1. Uma coisa (muito saudável) é a separação entre a Igreja e o Estado. Outra coisa (bastante prejudicial) é o afastamento entre a fé e a vida. Perceber aquela fronteira e aceitar esta implicação é o segredo da missão e a chave da convivência.
A separação entre a Igreja e o Estado não alicerça um qualquer afastamento entre a fé e a vida. É bom que haja aquela separação. É fundamental que não se verifique este afastamento.
Não há, aqui, contradição. A Igreja tem uma estrutura diferente do Estado e o Estado tem uma estrutura diferente da Igreja.
Entender esta diferença é essencial para promover a relação e até para fecundar a colaboração. Na sua diferença estrutural, a Igreja e o Estado encontram-se no serviço à mesma humanidade. O Homem, com efeito, é o fim do Estado e o caminho da Igreja.
A Igreja e o Estado só ganham em manter um clima de mútua independência e estreita cooperação. A ambiguidade é negativa e a subserviência é sempre perturbadora.
O lugar privilegiado de presença da Igreja é a sociedade, junto das pessoas, especialmente junto dos pobres.
2. Concretizando os princípios, um cidadão que seja crente sabe que não pode favorecer (ou prejudicar) qualquer credo no âmbito das suas funções na vida pública ou política. Mas isso não o impede de testemunhar em toda a parte (e, portanto, também na sua intervenção cívica e política) a fé que professa.
Nenhum âmbito da existência está vedado ao Evangelho. Será aceitável que se viva a fé em toda a parte excepto na política? Essencial é que haja transparência.
Um cristão não deixa de ser cidadão pelo que a sua cidadania está marcada pela fé. O seu testemunho não consiste em almejar privilégios para a instituição Igreja, mas em promover os valores do Evangelho.
Neste sentido, levar a fé à vida política é não apenas um direito, mas sobretudo um dever, um imperativo.
3. Foi há não muito tempo que o Papa Bento XVI defendeu que a fé não deve afastar os cristãos dos seus compromissos de cidadania. É que, alertou, «viver a vida cristã significa também assumir os compromissos civis».
A verdade é ubíqua e o Evangelho é englobante. Não pode, por isso, ficar circunscrito à intimidade ou limitado à vida privada de cada um.
De facto, «um dos mais importantes aspectos da unidade da vida do cristão» é a coerência entre «fé e vida, Evangelho e cultura».
Numa catequese dedicada a São Máximo, Bispo de Turim do século IV, o Sucessor de Pedro referiu-se à «profunda relação entre os deveres do cristão e os do cidadão».
É bom, por conseguinte, «que os cristãos tomem consciência de que têm algo a dar ao mundo de hoje». E o Santo Padre dá um exemplo: «A política guiada pela ideia da compaixão é diferente da dirigida pela economia e pela técnica».
Trata-se, no fundo, daquilo a que o teólogo Johannes Baptist Metz chamou de «misticismo de olhos abertos», que é «uma característica do misticismo bíblico». Desde logo, porque «todos temos responsabilidade por outros sofrerem».
A espiritualidade não pode ser vista de uma forma ensimesmada, desligada do mundo, vista como uma espécie de refrigério. Metz alerta que «Deus não é só uma terapia, é igualmente um Deus provocador», que nos provoca, que nos impele.
4. Apesar de a crítica constituir um serviço, admitamos que é muito fácil criticar quem está na política. Mais difícil (e também muito mais necessário) é oferecer estímulos para estar na política de um modo diferente, de uma forma consistente, de uma maneira testemunhal.

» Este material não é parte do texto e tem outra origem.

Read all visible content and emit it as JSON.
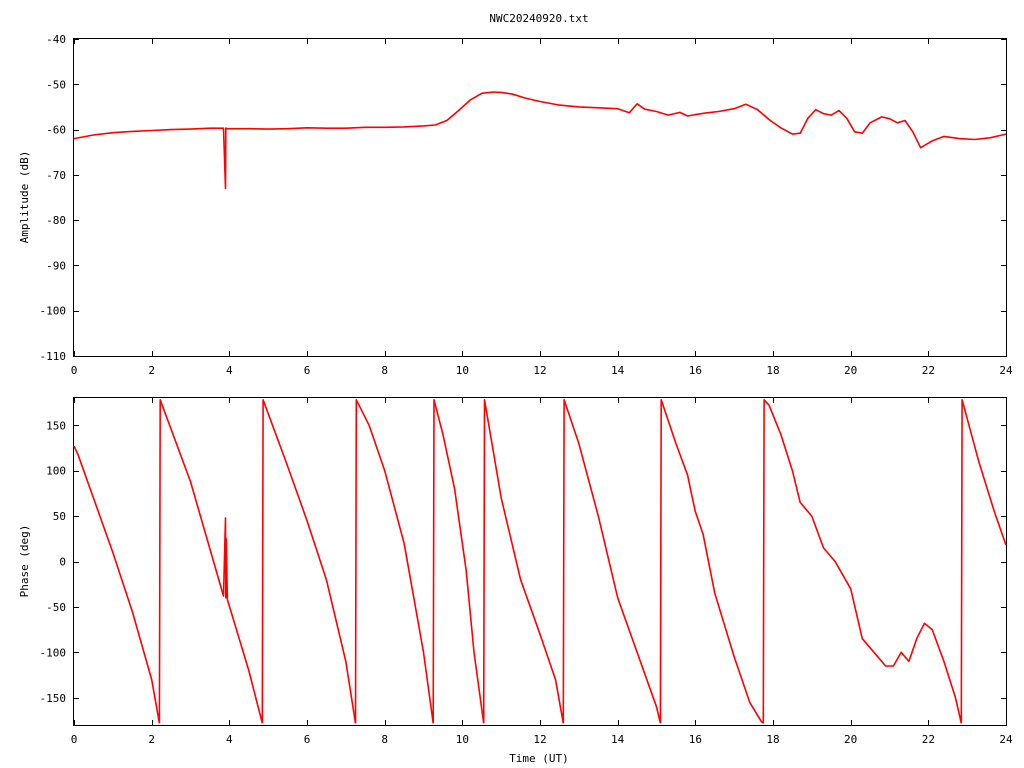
{
  "chart_data": [
    {
      "type": "line",
      "title": "NWC20240920.txt",
      "xlabel": "",
      "ylabel": "Amplitude (dB)",
      "xlim": [
        0,
        24
      ],
      "ylim": [
        -110,
        -40
      ],
      "x_ticks": [
        0,
        2,
        4,
        6,
        8,
        10,
        12,
        14,
        16,
        18,
        20,
        22,
        24
      ],
      "y_ticks": [
        -40,
        -50,
        -60,
        -70,
        -80,
        -90,
        -100,
        -110
      ],
      "x_tick_labels": [
        "0",
        "2",
        "4",
        "6",
        "8",
        "10",
        "12",
        "14",
        "16",
        "18",
        "20",
        "22",
        "24"
      ],
      "y_tick_labels": [
        "-40",
        "-50",
        "-60",
        "-70",
        "-80",
        "-90",
        "-100",
        "-110"
      ],
      "color": "#ff0000",
      "series": [
        {
          "x": [
            0,
            0.5,
            1.0,
            1.5,
            2.0,
            2.5,
            3.0,
            3.5,
            3.85,
            3.9,
            3.91,
            3.95,
            4.5,
            5.0,
            5.5,
            6.0,
            6.5,
            7.0,
            7.5,
            8.0,
            8.5,
            9.0,
            9.3,
            9.6,
            9.9,
            10.2,
            10.5,
            10.8,
            11.0,
            11.3,
            11.6,
            12.0,
            12.5,
            13.0,
            13.5,
            14.0,
            14.3,
            14.5,
            14.7,
            15.0,
            15.3,
            15.6,
            15.8,
            16.0,
            16.3,
            16.6,
            17.0,
            17.3,
            17.6,
            17.9,
            18.2,
            18.5,
            18.7,
            18.9,
            19.1,
            19.3,
            19.5,
            19.7,
            19.9,
            20.1,
            20.3,
            20.5,
            20.8,
            21.0,
            21.2,
            21.4,
            21.6,
            21.8,
            22.1,
            22.4,
            22.8,
            23.2,
            23.6,
            24.0
          ],
          "y": [
            -62,
            -61.2,
            -60.7,
            -60.4,
            -60.2,
            -60.0,
            -59.9,
            -59.7,
            -59.7,
            -73,
            -59.7,
            -59.8,
            -59.8,
            -59.9,
            -59.8,
            -59.6,
            -59.7,
            -59.7,
            -59.5,
            -59.5,
            -59.4,
            -59.2,
            -59.0,
            -58.0,
            -55.8,
            -53.5,
            -52.0,
            -51.7,
            -51.8,
            -52.2,
            -53.0,
            -53.8,
            -54.6,
            -55.0,
            -55.2,
            -55.4,
            -56.3,
            -54.3,
            -55.5,
            -56.0,
            -56.8,
            -56.2,
            -57.0,
            -56.7,
            -56.3,
            -56.0,
            -55.4,
            -54.4,
            -55.6,
            -57.8,
            -59.6,
            -61.0,
            -60.8,
            -57.5,
            -55.6,
            -56.5,
            -56.8,
            -55.8,
            -57.5,
            -60.5,
            -60.8,
            -58.5,
            -57.2,
            -57.6,
            -58.5,
            -58.0,
            -60.5,
            -64.0,
            -62.5,
            -61.5,
            -62.0,
            -62.2,
            -61.8,
            -61.0
          ]
        }
      ]
    },
    {
      "type": "line",
      "title": "",
      "xlabel": "Time (UT)",
      "ylabel": "Phase (deg)",
      "xlim": [
        0,
        24
      ],
      "ylim": [
        -180,
        180
      ],
      "x_ticks": [
        0,
        2,
        4,
        6,
        8,
        10,
        12,
        14,
        16,
        18,
        20,
        22,
        24
      ],
      "y_ticks": [
        150,
        100,
        50,
        0,
        -50,
        -100,
        -150
      ],
      "x_tick_labels": [
        "0",
        "2",
        "4",
        "6",
        "8",
        "10",
        "12",
        "14",
        "16",
        "18",
        "20",
        "22",
        "24"
      ],
      "y_tick_labels": [
        "150",
        "100",
        "50",
        "0",
        "-50",
        "-100",
        "-150"
      ],
      "color": "#ff0000",
      "series": [
        {
          "x": [
            0,
            0.1,
            0.5,
            1.0,
            1.5,
            2.0,
            2.2
          ],
          "y": [
            127,
            118,
            70,
            10,
            -55,
            -130,
            -178
          ]
        },
        {
          "x": [
            2.2,
            2.22,
            3.0,
            3.85,
            3.9,
            3.91,
            3.92,
            3.95,
            4.5,
            4.85
          ],
          "y": [
            -178,
            178,
            88,
            -38,
            48,
            -40,
            25,
            -42,
            -120,
            -178
          ]
        },
        {
          "x": [
            4.85,
            4.87,
            5.5,
            6.0,
            6.5,
            7.0,
            7.25
          ],
          "y": [
            -178,
            178,
            105,
            45,
            -20,
            -110,
            -178
          ]
        },
        {
          "x": [
            7.25,
            7.27,
            7.6,
            8.0,
            8.5,
            9.0,
            9.25
          ],
          "y": [
            -178,
            178,
            150,
            100,
            20,
            -100,
            -178
          ]
        },
        {
          "x": [
            9.25,
            9.27,
            9.5,
            9.8,
            10.1,
            10.3,
            10.55
          ],
          "y": [
            -178,
            178,
            140,
            80,
            -10,
            -100,
            -178
          ]
        },
        {
          "x": [
            10.55,
            10.57,
            11.0,
            11.5,
            12.0,
            12.4,
            12.6
          ],
          "y": [
            -178,
            178,
            70,
            -20,
            -80,
            -130,
            -178
          ]
        },
        {
          "x": [
            12.6,
            12.62,
            13.0,
            13.5,
            14.0,
            14.5,
            15.0,
            15.1
          ],
          "y": [
            -178,
            178,
            130,
            50,
            -40,
            -100,
            -160,
            -178
          ]
        },
        {
          "x": [
            15.1,
            15.12,
            15.5,
            15.8,
            15.9,
            16.0,
            16.2,
            16.5,
            17.0,
            17.4,
            17.7,
            17.75
          ],
          "y": [
            -178,
            178,
            130,
            95,
            75,
            55,
            30,
            -35,
            -105,
            -155,
            -176,
            -178
          ]
        },
        {
          "x": [
            17.75,
            17.77,
            17.9,
            18.2,
            18.5,
            18.7,
            19.0,
            19.3,
            19.6,
            20.0,
            20.3,
            20.6,
            20.9,
            21.1,
            21.3,
            21.5,
            21.7,
            21.9,
            22.1,
            22.4,
            22.7,
            22.85
          ],
          "y": [
            -178,
            178,
            172,
            140,
            100,
            65,
            50,
            15,
            0,
            -30,
            -85,
            -100,
            -115,
            -115,
            -100,
            -110,
            -85,
            -68,
            -75,
            -110,
            -150,
            -178
          ]
        },
        {
          "x": [
            22.85,
            22.87,
            23.3,
            23.7,
            24.0
          ],
          "y": [
            -178,
            178,
            110,
            55,
            18
          ]
        }
      ]
    }
  ]
}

Esquecemo-nos, muitas vezes, de que, com todas as suas fragilidades, são os políticos que traçam as linhas de actuação por que se rege um povo. São eles, ao nível sobretudo das autarquias, que nos ajudam na resolução dos nossos problemas. E nós, crentes, que contributos lhes fazemos chegar?
Quando se fala de política, imediatamente se pensa nos partidos. E é claro que os partidos são essenciais na vida política. Mas esta não se esgota nos partidos nem no poder que eles visam exercer.
A presença dos cristãos na política há-de ocorrer, acima de tudo, na promoção da justiça.
A Igreja é independente em relação aos partidos. Mas não pode ser neutral em relação à justiça. Ela não toma partido por partidos. Mas tem de tomar partido por causas, por pessoas, por ideais.
Quando a justiça está em causa, calar é um pecado. E se há medo de que a palavra possa ser conotada politicamente, é preciso ter presente que o silêncio não o é menos. Antes, pois, ser conotado com as vítimas da injustiça do que com os causadores da injustiça.
A política não se esgota nos partidos. Tudo é política. Tudo é relevante para a vida da polis, da comunidade. Assumamos a nossa presença. Não tenhamos medo das implicações do nosso testemunho.